André Kittelberger loves turning data into action for Südwest Media Network

By Paula Felps


Nashville, Tennessee, United States


Editor’s note: In a new, ongoing series, INMA is profiling our most engaged members — our super fans. At a time when we have less face-to-face time, we hope this gives members a chance to learn more about each other. Today we profile André Kittelberger, head of paid content for Südwest Media Network GmbH.

As head of paid content for Südwest Media Network GmbH in Stuttgart, Germany, André Kittelberger enjoys identifying opportunities to improve company products — and then later analyse the performance of this change:

“I love to dive into data and testing customer behaviour to learn about our customers and find explanations why they do what they do and how we can improve it,” Kittelberger said.

One thing that motivates him is that Südwest Media Network GmbH recognises the future of news is digital. This has helped it set a clear transformation agenda that will allow it to lay the foundation for successful digital journalism in its region.

INMA recently caught up with Kittleberger to learn more about him.

André Kittelberger is passionate about data and excited about the future role of digital in the news environment.
André Kittelberger is passionate about data and excited about the future role of digital in the news environment.

INMA: What big lesson have you learned over the past couple of years that helped shape your plans for 2022?

Kittelberger: Small improvements always beat big and complicated projects. Aim for small, measurable easy-to-set-up packages and keep them independent from bigger projects — they won’t be completely dispensable, after all. 

INMA: If you had your career to do over again, what would you want to know in the beginning?

Kittelberger: Don’t think too much. Get a test running and know. 

INMA: What is the craziest job or project you’ve ever done in media — and what did you learn from it?

Kittelberger: In 2011 we launched a paid newsletter called “StZ Wirtschaft kompakt,” which addressed managers with regional business news. Despite the crappy user experience (we just sent a regular pdf document that looked like a newspaper page attached to a plain-text mail via our ERP System), we found several paying subscribers. After a year or so we canceled the newsletter because there was no growth and we lacked the focus to improve the product.

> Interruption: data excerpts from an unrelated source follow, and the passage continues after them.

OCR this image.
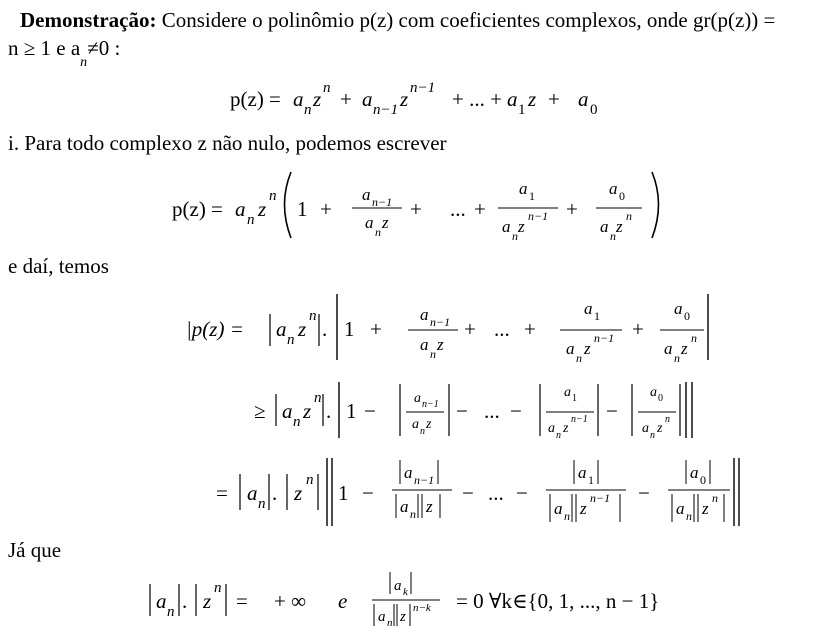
Demonstração: Considere o polinômio p(z) com coeficientes complexos, onde gr(p(z)) =
n ≥ 1 e $a_n\ne 0$ :
p(z) = a n z n + a n−1 z n−1 + ... + a 1 z + a 0
i. Para todo complexo z não nulo, podemos escrever
p(z) = a n z
n
1 +
a n−1
a n z
+ ... +
a 1
a n z
n−1 +
a 0
a n z
n
e daí, temos
|p(z) = a n z
n
. 1 +
a n−1
a n z
+ ... +
a 1
a n z
n−1 +
a 0
a n z
n
≥ a n z
n
. 1 −
a n−1
a n z
− ... −
a 1
a n z
n−1 −
a 0
a n z
n
= a n . z
n
1 −
a n−1
a n z
− ... −
a 1
a n z
n−1 −
a 0
a n z
n
Já que
a n . z
n
= + ∞ e
a k
a n z
n−k = 0 ∀k∈{0, 1, ..., n − 1}
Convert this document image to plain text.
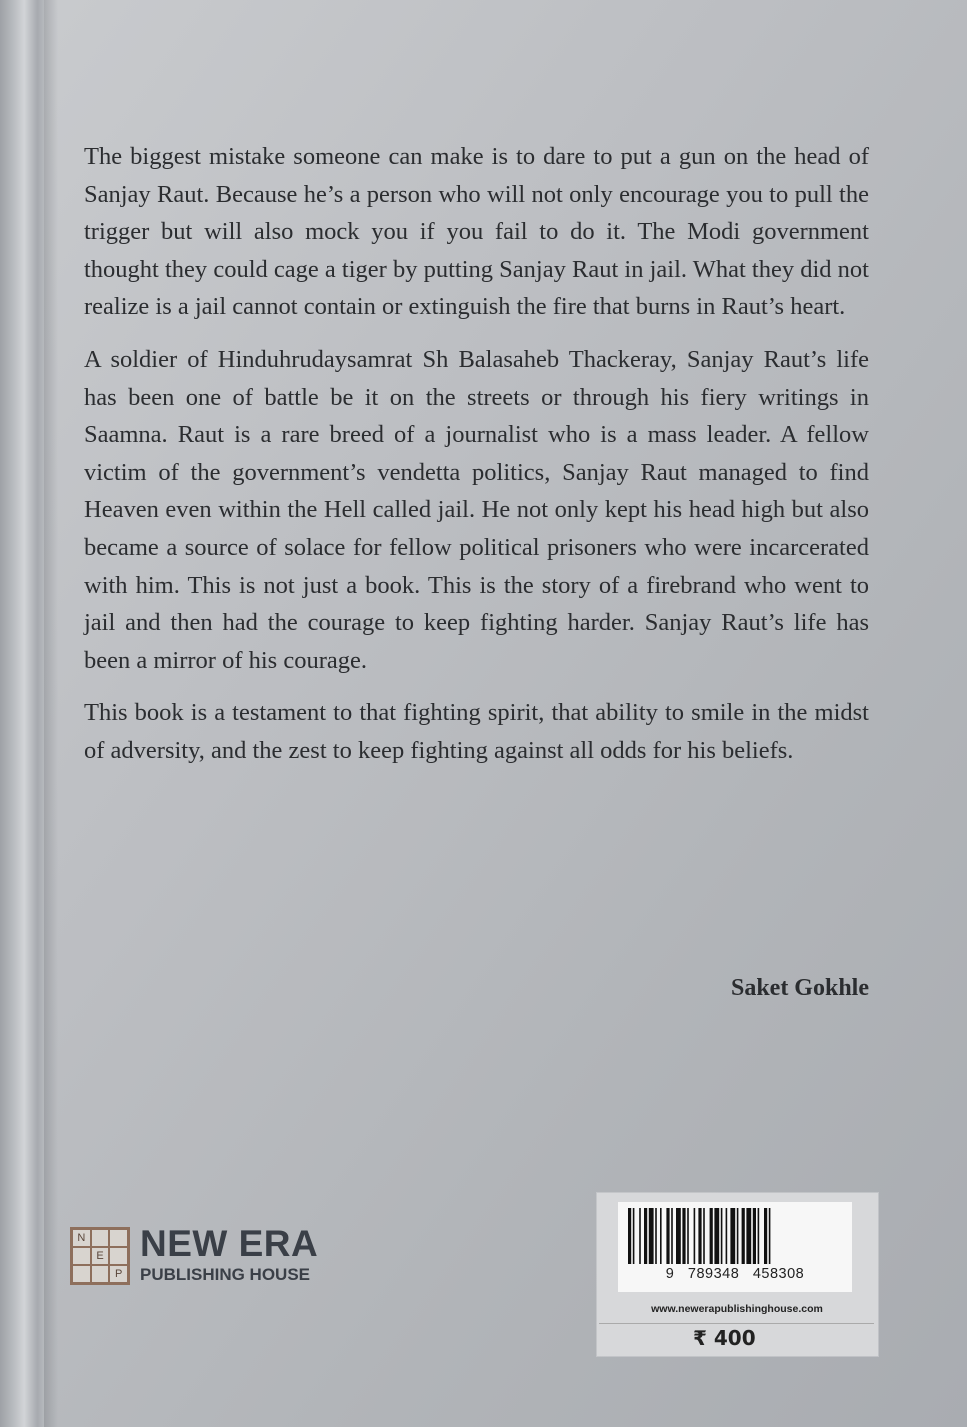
The biggest mistake someone can make is to dare to put a gun on the head of Sanjay Raut. Because he’s a person who will not only encourage you to pull the trigger but will also mock you if you fail to do it. The Modi government thought they could cage a tiger by putting Sanjay Raut in jail. What they did not realize is a jail cannot contain or extinguish the fire that burns in Raut’s heart.

A soldier of Hinduhrudaysamrat Sh Balasaheb Thackeray, Sanjay Raut’s life has been one of battle be it on the streets or through his fiery writings in Saamna. Raut is a rare breed of a journalist who is a mass leader. A fellow victim of the government’s vendetta politics, Sanjay Raut managed to find Heaven even within the Hell called jail. He not only kept his head high but also became a source of solace for fellow political prisoners who were incarcerated with him. This is not just a book. This is the story of a firebrand who went to jail and then had the courage to keep fighting harder. Sanjay Raut’s life has been a mirror of his courage.

This book is a testament to that fighting spirit, that ability to smile in the midst of adversity, and the zest to keep fighting against all odds for his beliefs.

Saket Gokhle
N
E
P
NEW ERA
PUBLISHING HOUSE	9   789348   458308
www.newerapublishinghouse.com
₹ 400
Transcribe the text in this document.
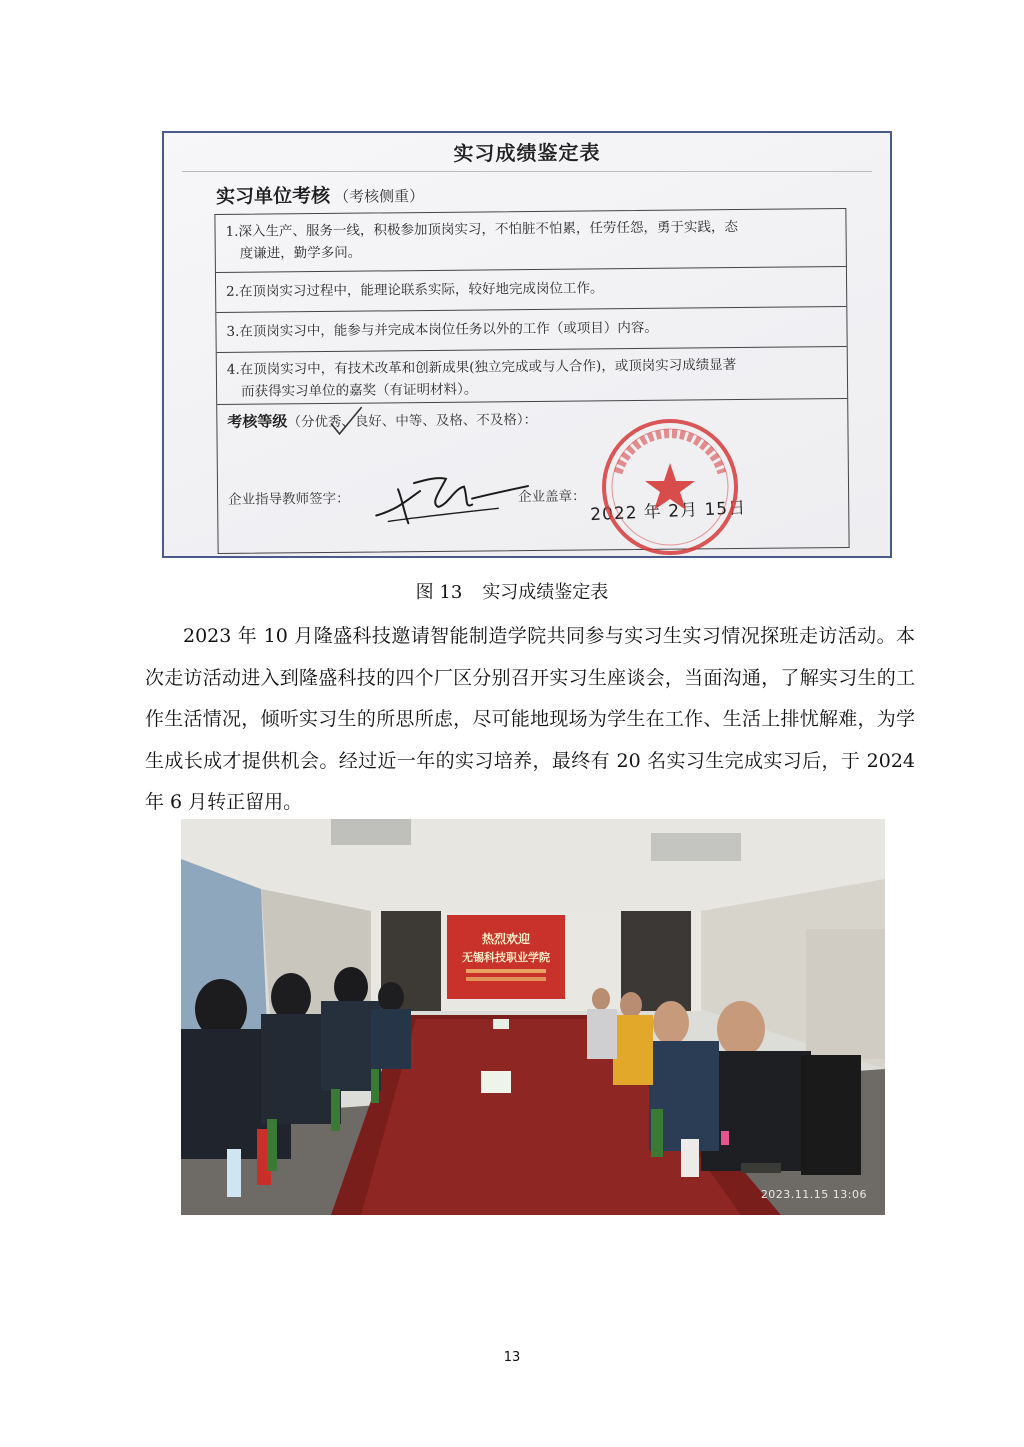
实习成绩鉴定表
实习单位考核 （考核侧重）
1.深入生产、服务一线，积极参加顶岗实习，不怕脏不怕累，任劳任怨，勇于实践，态
度谦进，勤学多问。
2.在顶岗实习过程中，能理论联系实际，较好地完成岗位工作。
3.在顶岗实习中，能参与并完成本岗位任务以外的工作（或项目）内容。
4.在顶岗实习中，有技术改革和创新成果(独立完成或与人合作)，或顶岗实习成绩显著
而获得实习单位的嘉奖（有证明材料）。
考核等级（分优秀、良好、中等、及格、不及格）：
企业指导教师签字：	企业盖章：
2022 年 2月 15日
图 13 实习成绩鉴定表
2023 年 10 月隆盛科技邀请智能制造学院共同参与实习生实习情况探班走访活动。本次走访活动进入到隆盛科技的四个厂区分别召开实习生座谈会，当面沟通，了解实习生的工作生活情况，倾听实习生的所思所虑，尽可能地现场为学生在工作、生活上排忧解难，为学生成长成才提供机会。经过近一年的实习培养，最终有 20 名实习生完成实习后，于 2024 年 6 月转正留用。
热烈欢迎
无锡科技职业学院
2023.11.15 13:06
13
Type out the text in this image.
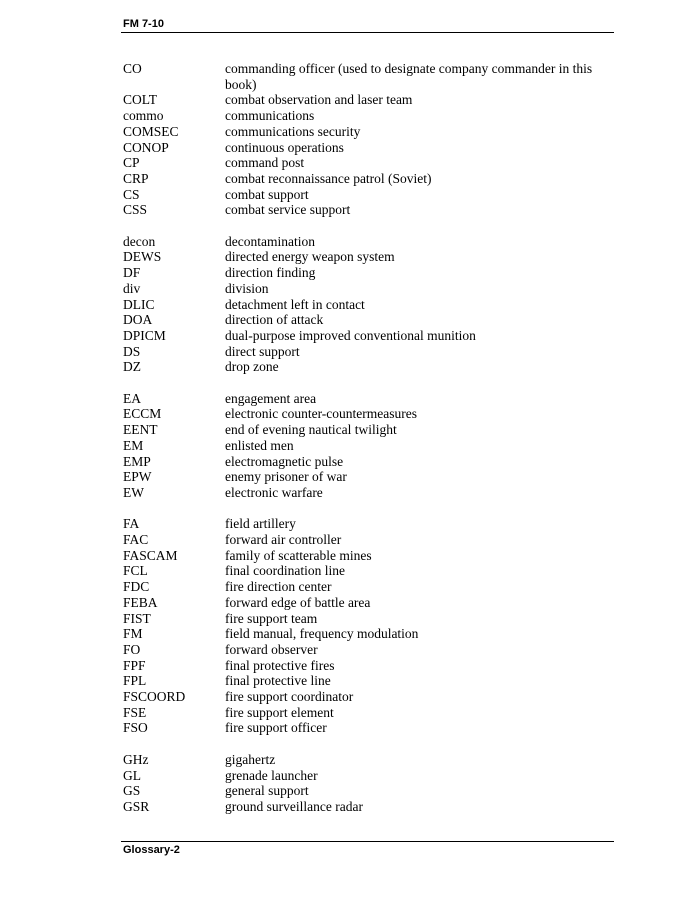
FM 7-10
CO	commanding officer (used to designate company commander in this book)
COLT	combat observation and laser team
commo	communications
COMSEC	communications security
CONOP	continuous operations
CP	command post
CRP	combat reconnaissance patrol (Soviet)
CS	combat support
CSS	combat service support
decon	decontamination
DEWS	directed energy weapon system
DF	direction finding
div	division
DLIC	detachment left in contact
DOA	direction of attack
DPICM	dual-purpose improved conventional munition
DS	direct support
DZ	drop zone
EA	engagement area
ECCM	electronic counter-countermeasures
EENT	end of evening nautical twilight
EM	enlisted men
EMP	electromagnetic pulse
EPW	enemy prisoner of war
EW	electronic warfare
FA	field artillery
FAC	forward air controller
FASCAM	family of scatterable mines
FCL	final coordination line
FDC	fire direction center
FEBA	forward edge of battle area
FIST	fire support team
FM	field manual, frequency modulation
FO	forward observer
FPF	final protective fires
FPL	final protective line
FSCOORD	fire support coordinator
FSE	fire support element
FSO	fire support officer
GHz	gigahertz
GL	grenade launcher
GS	general support
GSR	ground surveillance radar
Glossary-2
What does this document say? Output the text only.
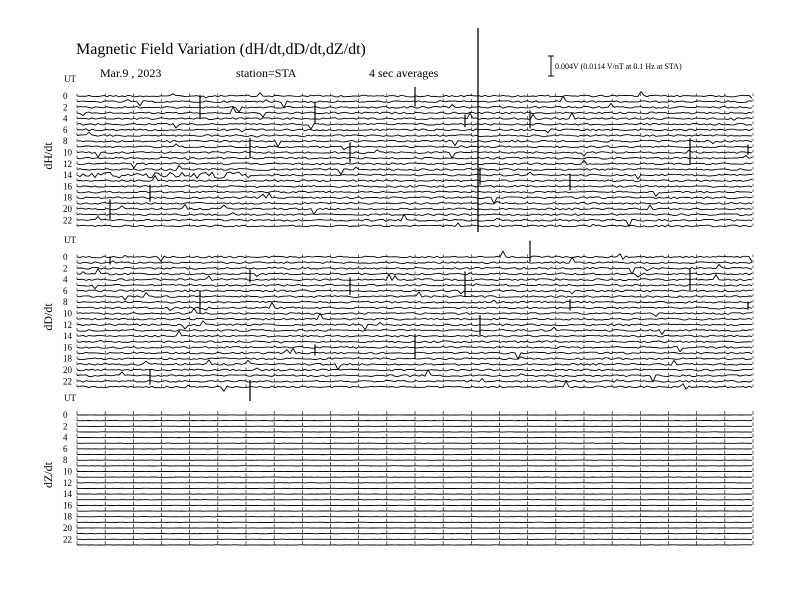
Magnetic Field Variation (dH/dt,dD/dt,dZ/dt)
Mar.9 , 2023	station=STA	4 sec averages	0.004V (0.0114 V/nT at 0.1 Hz at STA)
UT
0
2
4
6
8
10
12
14
16
18
20
22
dH/dt
UT
0
2
4
6
8
10
12
14
16
18
20
22
dD/dt
UT
0
2
4
6
8
10
12
14
16
18
20
22
dZ/dt
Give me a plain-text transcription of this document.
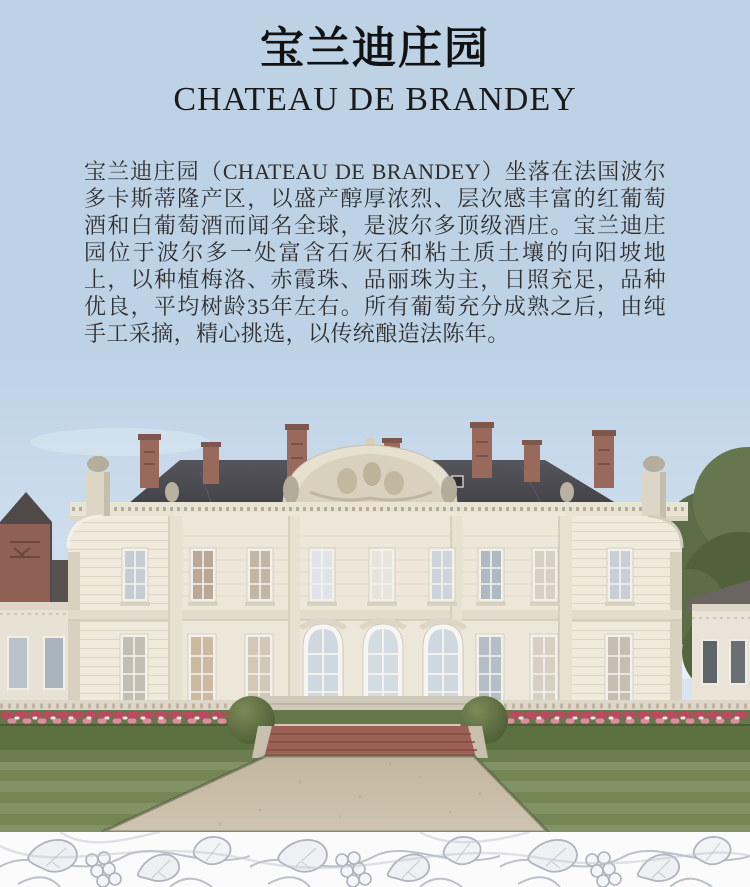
宝兰迪庄园
CHATEAU DE BRANDEY

宝兰迪庄园（CHATEAU DE BRANDEY）坐落在法国波尔多卡斯蒂隆产区，以盛产醇厚浓烈、层次感丰富的红葡萄酒和白葡萄酒而闻名全球，是波尔多顶级酒庄。宝兰迪庄园位于波尔多一处富含石灰石和粘土质土壤的向阳坡地上，以种植梅洛、赤霞珠、品丽珠为主，日照充足，品种优良，平均树龄35年左右。所有葡萄充分成熟之后，由纯手工采摘，精心挑选，以传统酿造法陈年。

Today I would say that was a mistake. Today you would call this an MVP. By learning and improving it with the subscribers, this newsletter today could have a strong and engaged readership. 

INMA: What’s the biggest lesson you’ve learned in your career?

Kittelberger: Successful people work with their colleagues and customers. Not against them. 

INMA: What do you do to relax?

Kittelberger: I love doing sports. Doesn’t really matter what sport. What I do most at the moment is road cycling.

INMA: If you hadn’t gone into news media, what was your backup plan?

Kittelberger: I guess it would have been something like digital advertising or search engine marketing. I’m glad I stayed!

INMA: What is your favourite thing to read?

Kittelberger: Hard science fiction, but not because I always understand the science behind it. It’s because I love touching the limits of [my] thinking when it comes to the physics of time, space, and problems of future civilisations.

INMA: What do you find the most challenging/interesting about the news media industry right now?

Kittelberger: I think in news media by now everybody knows we are running for our lives (or jobs, to be less dramatic). Not least because of COVID-19, we have been shown that rapid changes can be driven by external circumstances. If your company or your product is not ready for this challenge, it can be too late.

Steady improvement and transformation are a necessity to keep independent high-quality journalism alive. And after over 10 years in digital news media, my feeling is our steps have become more focused, much bigger, and faster.